What historical figure has left the greatest impression on you?

I think I think there are these figures that just blow your mind and they’re all through history so I could pick 20 at the top of my head but Alexander the Great is just one of the ones that’s just so fun. That’s why he has fascinated people ever since. You read the stories and you can’t even get your mind around him. It’s more than just what he accomplished, because there’s a lot of books that portray him almost as the second coming of Hitler, so it’s not like a hero-worship kind of thing, but it’s everything. Everything from the bisexuality to having a witch for a mother. It’s what makes history so good that if you had written it as a screenplay, they wouldn’t buy it because it would be too hard for people to believe. No one is going to believe that. … That’s why I get so upset when someone like Oliver Stone does a movie [Alexander] about him and makes it so crappy. You go, “Okay, now we’re not going to have another movie for 20 years and [Alexander the Great] is so great we’re just waiting for the real good, definitive portrayal.” I told my wife, the only thing that was good in that Oliver Stone Alexander movie is he cast Angelina Jolie as Alexander’s mother. I never would have done that but she was perfect! You look at her; she was a witch who slept with snakes and married the most powerful man in the world and then maybe had him assassinated, used to roast her son’s enemies over fire. If Alexander wasn’t interesting himself, all the people around him — I mean it’s a cast of characters for a great sitcom, a really bloody great sitcom.
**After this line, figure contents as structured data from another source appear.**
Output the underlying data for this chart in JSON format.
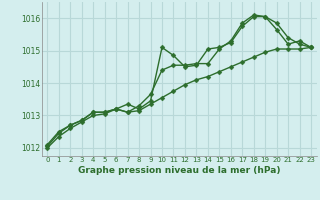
{
  "xlabel": "Graphe pression niveau de la mer (hPa)",
  "bg_color": "#d4eeee",
  "grid_color": "#b8d8d8",
  "line_color": "#2d6e2d",
  "marker": "D",
  "markersize": 2.5,
  "linewidth": 1.0,
  "xlim": [
    -0.5,
    23.5
  ],
  "ylim": [
    1011.75,
    1016.5
  ],
  "yticks": [
    1012,
    1013,
    1014,
    1015,
    1016
  ],
  "xticks": [
    0,
    1,
    2,
    3,
    4,
    5,
    6,
    7,
    8,
    9,
    10,
    11,
    12,
    13,
    14,
    15,
    16,
    17,
    18,
    19,
    20,
    21,
    22,
    23
  ],
  "series": [
    [
      1012.05,
      1012.45,
      1012.7,
      1012.85,
      1013.1,
      1013.1,
      1013.2,
      1013.35,
      1013.2,
      1013.45,
      1015.1,
      1014.85,
      1014.5,
      1014.55,
      1015.05,
      1015.1,
      1015.25,
      1015.75,
      1016.05,
      1016.05,
      1015.65,
      1015.2,
      1015.3,
      1015.1
    ],
    [
      1012.1,
      1012.5,
      1012.7,
      1012.85,
      1013.1,
      1013.1,
      1013.2,
      1013.1,
      1013.3,
      1013.65,
      1014.4,
      1014.55,
      1014.55,
      1014.6,
      1014.6,
      1015.05,
      1015.3,
      1015.85,
      1016.1,
      1016.05,
      1015.85,
      1015.4,
      1015.2,
      1015.1
    ],
    [
      1012.0,
      1012.35,
      1012.6,
      1012.8,
      1013.0,
      1013.05,
      1013.2,
      1013.1,
      1013.15,
      1013.35,
      1013.55,
      1013.75,
      1013.95,
      1014.1,
      1014.2,
      1014.35,
      1014.5,
      1014.65,
      1014.8,
      1014.95,
      1015.05,
      1015.05,
      1015.05,
      1015.1
    ]
  ]
}
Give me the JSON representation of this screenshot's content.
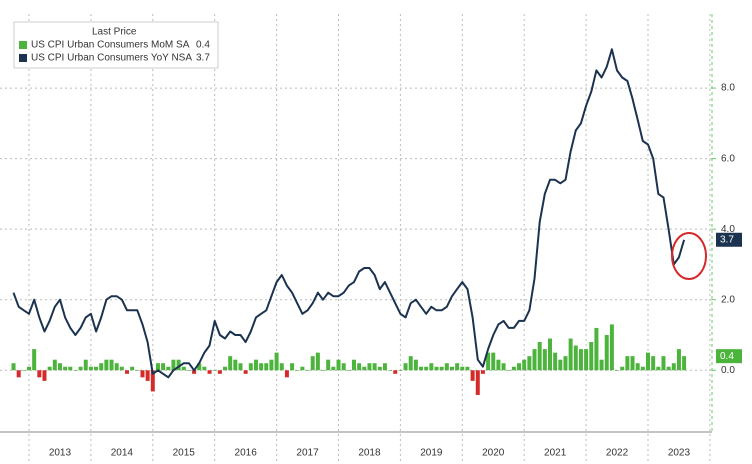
{
  "chart_data": {
    "type": "combo",
    "legend_title": "Last Price",
    "legend_position": "top-left",
    "grid": true,
    "ylim": [
      -1.75,
      10.1
    ],
    "yticks": [
      {
        "value": 0,
        "label": "0.0"
      },
      {
        "value": 2,
        "label": "2.0"
      },
      {
        "value": 4,
        "label": "4.0"
      },
      {
        "value": 6,
        "label": "6.0"
      },
      {
        "value": 8,
        "label": "8.0"
      }
    ],
    "year_labels": [
      "2013",
      "2014",
      "2015",
      "2016",
      "2017",
      "2018",
      "2019",
      "2020",
      "2021",
      "2022",
      "2023"
    ],
    "categories": [
      null,
      null,
      null,
      null,
      null,
      null,
      null,
      null,
      null,
      null,
      null,
      null,
      null,
      null,
      null,
      null,
      null,
      null,
      null,
      null,
      null,
      null,
      null,
      null,
      null,
      null,
      null,
      null,
      null,
      null,
      null,
      null,
      null,
      null,
      null,
      null,
      null,
      null,
      null,
      null,
      null,
      null,
      null,
      null,
      null,
      null,
      null,
      null,
      null,
      null,
      null,
      null,
      null,
      null,
      null,
      null,
      null,
      null,
      null,
      null,
      null,
      null,
      null,
      null,
      null,
      null,
      null,
      null,
      null,
      null,
      null,
      null,
      null,
      null,
      null,
      null,
      null,
      null,
      null,
      null,
      null,
      null,
      null,
      null,
      null,
      null,
      null,
      null,
      null,
      null,
      null,
      null,
      null,
      null,
      null,
      null,
      null,
      null,
      null,
      null,
      null,
      null,
      null,
      null,
      null,
      null,
      null,
      null,
      null,
      null,
      null,
      null,
      null,
      null,
      null,
      null,
      null,
      null,
      null,
      null,
      null,
      null,
      null,
      null,
      null,
      null,
      null,
      null,
      null,
      null,
      null
    ],
    "series": [
      {
        "name": "US CPI Urban Consumers MoM SA",
        "kind": "bar",
        "color": "#4cb43c",
        "negative_color": "#d42a2a",
        "values": [
          0.2,
          -0.2,
          0.0,
          0.1,
          0.6,
          -0.2,
          -0.3,
          0.1,
          0.3,
          0.2,
          0.1,
          0.1,
          0.0,
          0.1,
          0.3,
          0.1,
          0.1,
          0.2,
          0.3,
          0.3,
          0.2,
          0.1,
          -0.1,
          0.1,
          0.0,
          -0.2,
          -0.3,
          -0.6,
          0.2,
          0.2,
          0.1,
          0.3,
          0.3,
          0.1,
          0.0,
          -0.1,
          0.2,
          0.1,
          -0.1,
          0.0,
          -0.1,
          0.1,
          0.4,
          0.3,
          0.2,
          -0.1,
          0.2,
          0.3,
          0.2,
          0.2,
          0.3,
          0.5,
          0.2,
          -0.2,
          0.2,
          0.0,
          0.1,
          0.0,
          0.4,
          0.5,
          0.0,
          0.3,
          0.1,
          0.3,
          0.2,
          0.0,
          0.3,
          0.2,
          0.1,
          0.2,
          0.2,
          0.1,
          0.2,
          0.0,
          -0.1,
          0.0,
          0.2,
          0.4,
          0.3,
          0.1,
          0.1,
          0.2,
          0.1,
          0.1,
          0.2,
          0.1,
          0.2,
          0.1,
          0.1,
          -0.3,
          -0.7,
          -0.1,
          0.5,
          0.5,
          0.3,
          0.2,
          0.0,
          0.1,
          0.2,
          0.3,
          0.4,
          0.6,
          0.8,
          0.6,
          0.9,
          0.5,
          0.3,
          0.4,
          0.9,
          0.7,
          0.6,
          0.6,
          0.8,
          1.2,
          0.3,
          1.0,
          1.3,
          0.0,
          0.1,
          0.4,
          0.4,
          0.2,
          0.1,
          0.5,
          0.4,
          0.1,
          0.4,
          0.1,
          0.2,
          0.6,
          0.4
        ]
      },
      {
        "name": "US CPI Urban Consumers YoY NSA",
        "kind": "line",
        "color": "#1c3350",
        "values": [
          2.2,
          1.8,
          1.7,
          1.6,
          2.0,
          1.5,
          1.1,
          1.4,
          1.8,
          2.0,
          1.5,
          1.2,
          1.0,
          1.2,
          1.5,
          1.6,
          1.1,
          1.5,
          2.0,
          2.1,
          2.1,
          2.0,
          1.7,
          1.7,
          1.7,
          1.3,
          0.8,
          -0.1,
          0.0,
          -0.1,
          -0.2,
          0.0,
          0.1,
          0.2,
          0.2,
          0.0,
          0.2,
          0.5,
          0.7,
          1.4,
          1.0,
          0.9,
          1.1,
          1.0,
          1.0,
          0.8,
          1.1,
          1.5,
          1.6,
          1.7,
          2.1,
          2.5,
          2.7,
          2.4,
          2.2,
          1.9,
          1.6,
          1.7,
          1.9,
          2.2,
          2.0,
          2.2,
          2.1,
          2.1,
          2.2,
          2.4,
          2.5,
          2.8,
          2.9,
          2.9,
          2.7,
          2.3,
          2.5,
          2.2,
          1.9,
          1.6,
          1.5,
          1.9,
          2.0,
          1.8,
          1.6,
          1.8,
          1.7,
          1.7,
          1.8,
          2.1,
          2.3,
          2.5,
          2.3,
          1.5,
          0.3,
          0.1,
          0.6,
          1.0,
          1.3,
          1.4,
          1.2,
          1.2,
          1.4,
          1.4,
          1.7,
          2.6,
          4.2,
          5.0,
          5.4,
          5.4,
          5.3,
          5.4,
          6.2,
          6.8,
          7.0,
          7.5,
          7.9,
          8.5,
          8.3,
          8.6,
          9.1,
          8.5,
          8.3,
          8.2,
          7.7,
          7.1,
          6.5,
          6.4,
          6.0,
          5.0,
          4.9,
          4.0,
          3.0,
          3.2,
          3.7
        ]
      }
    ]
  }
}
History is so fascinating and weird and crazy, why does Hollywood feel the need to change the story?

I don’t get that. Why would you say this is such a great story, I want to tell it, but I’m going to fix it up in a couple of places. Who are you to fix up one of the great stories of all time? Just do it justice. If anything, that’s what I’m trying to do. We’re just trying to do it justice.

This interview has been edited for clarity and length.